Wherever They Appear, Dali Works Steal the Show! (Sorry, Renoir)


By Paul Chimera

Salvador Dali Historian


Salvador Dali remains a big, big, big draw. Bigger than most realize. Dali’s “Persistence of Memory,” tiny in size, has been a huge pull for New York’s Museum of Modern Art. After all, it owns the most universally recognized Dali painting – and  the most popular Surrealist picture – ever created.


It’s impossible to know, but you can bet an enormous number of visitors to the MoMA have paid its price of admission expressly because they had to see in-person the iconic melting watches that etched Salvador Dali onto the Surrealist map and the world’s collective conscience.


Also in the Big Apple is Dali’s “Crucifixion” of 1954, whose title is better known (though not as easily repeated) as “Corpus Hypercubus.” I have personally seen how crowds line up to gaze upon this awe-inspiring masterpiece, which surely has motivated countless people to visit the great Metropolitan Museum of Art.


I remember the first time I saw it there. To its left was an abstract (quite forgettable), to its right a portrait of Gertrude Stein by Picasso (quite nice). I made it a point to watch the watchers that day. There was a continuous throng not around the unremarkable abstraction or the Stein portrait, but indeed in front of the nearly 7-foot-tall vision of Jesus ethereally integrated within a hypercube, towering high above Mary Magdalene in the form of Gala, whose gold satin robe could have been painted by Raphael.


Then there’s “Christ of St. John of the Cross,” a 1951 canvas so popular that a national poll in Scotland found it handily earning the moniker of that country’s most popular work of art. No surprise there. It’s a monumental depiction of Christ, unlike anything seen before or since. Its craftsmanship is perfection, its perspective unique, its beauty undeniable. 

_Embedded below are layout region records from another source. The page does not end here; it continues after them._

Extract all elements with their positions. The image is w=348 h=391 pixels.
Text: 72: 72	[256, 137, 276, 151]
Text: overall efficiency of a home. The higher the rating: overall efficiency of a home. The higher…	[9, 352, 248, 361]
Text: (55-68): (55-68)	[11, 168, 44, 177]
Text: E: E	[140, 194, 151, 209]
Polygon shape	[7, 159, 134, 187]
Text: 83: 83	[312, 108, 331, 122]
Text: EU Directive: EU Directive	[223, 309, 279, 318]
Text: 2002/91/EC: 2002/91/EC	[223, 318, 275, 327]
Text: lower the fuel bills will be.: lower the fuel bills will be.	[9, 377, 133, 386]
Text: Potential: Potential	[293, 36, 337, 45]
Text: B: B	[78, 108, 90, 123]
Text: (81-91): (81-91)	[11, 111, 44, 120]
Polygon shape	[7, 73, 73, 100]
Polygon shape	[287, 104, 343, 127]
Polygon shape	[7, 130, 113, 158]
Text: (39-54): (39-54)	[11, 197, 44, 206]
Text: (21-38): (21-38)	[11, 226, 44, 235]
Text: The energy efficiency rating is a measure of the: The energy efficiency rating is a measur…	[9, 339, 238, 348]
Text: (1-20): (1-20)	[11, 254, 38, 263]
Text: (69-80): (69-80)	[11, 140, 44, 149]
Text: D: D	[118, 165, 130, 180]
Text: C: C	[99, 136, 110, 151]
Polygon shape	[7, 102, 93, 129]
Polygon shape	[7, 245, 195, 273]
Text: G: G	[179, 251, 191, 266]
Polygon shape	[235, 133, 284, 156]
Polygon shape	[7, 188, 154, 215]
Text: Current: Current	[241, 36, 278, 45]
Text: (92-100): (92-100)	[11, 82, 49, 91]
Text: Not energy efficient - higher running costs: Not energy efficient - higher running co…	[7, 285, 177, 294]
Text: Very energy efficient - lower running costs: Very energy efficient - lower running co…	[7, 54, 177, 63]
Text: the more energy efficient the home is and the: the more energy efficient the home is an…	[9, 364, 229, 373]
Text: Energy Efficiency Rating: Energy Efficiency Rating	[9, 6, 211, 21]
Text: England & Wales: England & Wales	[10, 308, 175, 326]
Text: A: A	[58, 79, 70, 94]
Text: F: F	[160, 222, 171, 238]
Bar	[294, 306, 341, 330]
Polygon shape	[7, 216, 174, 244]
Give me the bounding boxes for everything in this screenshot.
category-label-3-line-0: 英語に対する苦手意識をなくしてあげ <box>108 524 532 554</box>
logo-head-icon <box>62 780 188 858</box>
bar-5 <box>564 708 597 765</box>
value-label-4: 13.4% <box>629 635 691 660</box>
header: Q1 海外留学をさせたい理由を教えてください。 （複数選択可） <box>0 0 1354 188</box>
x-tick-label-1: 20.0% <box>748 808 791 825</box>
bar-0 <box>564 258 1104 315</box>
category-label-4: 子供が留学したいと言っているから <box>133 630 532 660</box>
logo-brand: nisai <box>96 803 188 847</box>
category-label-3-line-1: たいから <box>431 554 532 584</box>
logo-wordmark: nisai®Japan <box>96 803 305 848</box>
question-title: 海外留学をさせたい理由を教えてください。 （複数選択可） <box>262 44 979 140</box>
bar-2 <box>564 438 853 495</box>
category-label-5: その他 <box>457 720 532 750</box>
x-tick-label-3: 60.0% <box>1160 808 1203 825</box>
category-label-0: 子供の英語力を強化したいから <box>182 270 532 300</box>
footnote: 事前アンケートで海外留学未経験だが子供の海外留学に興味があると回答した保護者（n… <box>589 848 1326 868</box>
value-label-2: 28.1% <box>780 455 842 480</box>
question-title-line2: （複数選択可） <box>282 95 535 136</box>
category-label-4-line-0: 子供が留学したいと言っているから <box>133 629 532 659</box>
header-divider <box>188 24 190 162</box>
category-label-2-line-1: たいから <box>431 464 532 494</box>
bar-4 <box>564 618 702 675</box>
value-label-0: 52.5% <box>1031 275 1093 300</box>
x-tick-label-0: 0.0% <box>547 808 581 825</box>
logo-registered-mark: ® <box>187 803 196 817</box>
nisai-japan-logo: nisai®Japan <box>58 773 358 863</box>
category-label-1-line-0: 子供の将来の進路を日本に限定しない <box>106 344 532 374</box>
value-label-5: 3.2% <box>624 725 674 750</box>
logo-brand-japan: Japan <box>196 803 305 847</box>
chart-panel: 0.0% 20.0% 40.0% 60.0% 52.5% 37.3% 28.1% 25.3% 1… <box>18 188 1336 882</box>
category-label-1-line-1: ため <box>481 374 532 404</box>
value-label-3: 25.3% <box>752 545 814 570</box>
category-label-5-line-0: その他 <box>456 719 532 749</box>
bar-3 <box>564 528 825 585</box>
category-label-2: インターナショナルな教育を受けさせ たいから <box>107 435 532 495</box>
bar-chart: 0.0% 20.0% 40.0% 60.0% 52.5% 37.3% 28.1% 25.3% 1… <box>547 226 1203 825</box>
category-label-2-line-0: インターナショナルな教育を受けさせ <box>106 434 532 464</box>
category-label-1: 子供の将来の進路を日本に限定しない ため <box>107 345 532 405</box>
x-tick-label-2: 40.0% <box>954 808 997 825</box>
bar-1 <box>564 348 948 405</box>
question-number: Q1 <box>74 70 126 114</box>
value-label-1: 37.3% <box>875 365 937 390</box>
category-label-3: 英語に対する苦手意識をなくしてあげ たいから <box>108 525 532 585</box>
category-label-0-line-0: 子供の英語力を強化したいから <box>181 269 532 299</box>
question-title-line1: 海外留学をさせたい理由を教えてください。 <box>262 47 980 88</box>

A story is told of a group of Italian businessmen who traveled to Scotland for the expressed purpose of finally seeing in the flesh a painting whose reproductions hung in their homes for years. Priding themselves in being stoic, disciplined professionals, the group – upon looking up at Dali’s extraordinary vision of the crucified Christ – broke into tears, overcome with emotion.


Crossing the Atlantic back to the U.S., we’ll end with the painting at the National Gallery of Art in Washington, D.C. that reportedly replaced Renoir’s “Girl with a Watering Can” as the museum’s most popular work. Dali’s “Sacrament of the Last Supper” – though its various placements in the museum over the years have caused dissatisfaction among Dali aficionados – remains a tourist magnet.


The large work is painted so photographically that visitors cannot quite believe what they’re witnessing. And its unconventional depiction of the iconic repast mesmerizes us with its perfect symmetry, the grand dodecahedron background, and the transparent image of the beardless Christ.

Renoir's once most popular work in National Gallery is now second to Dali's "Last Supper."

Renoir’s once most popular work in National Gallery is now second to Dali’s “Last Supper.”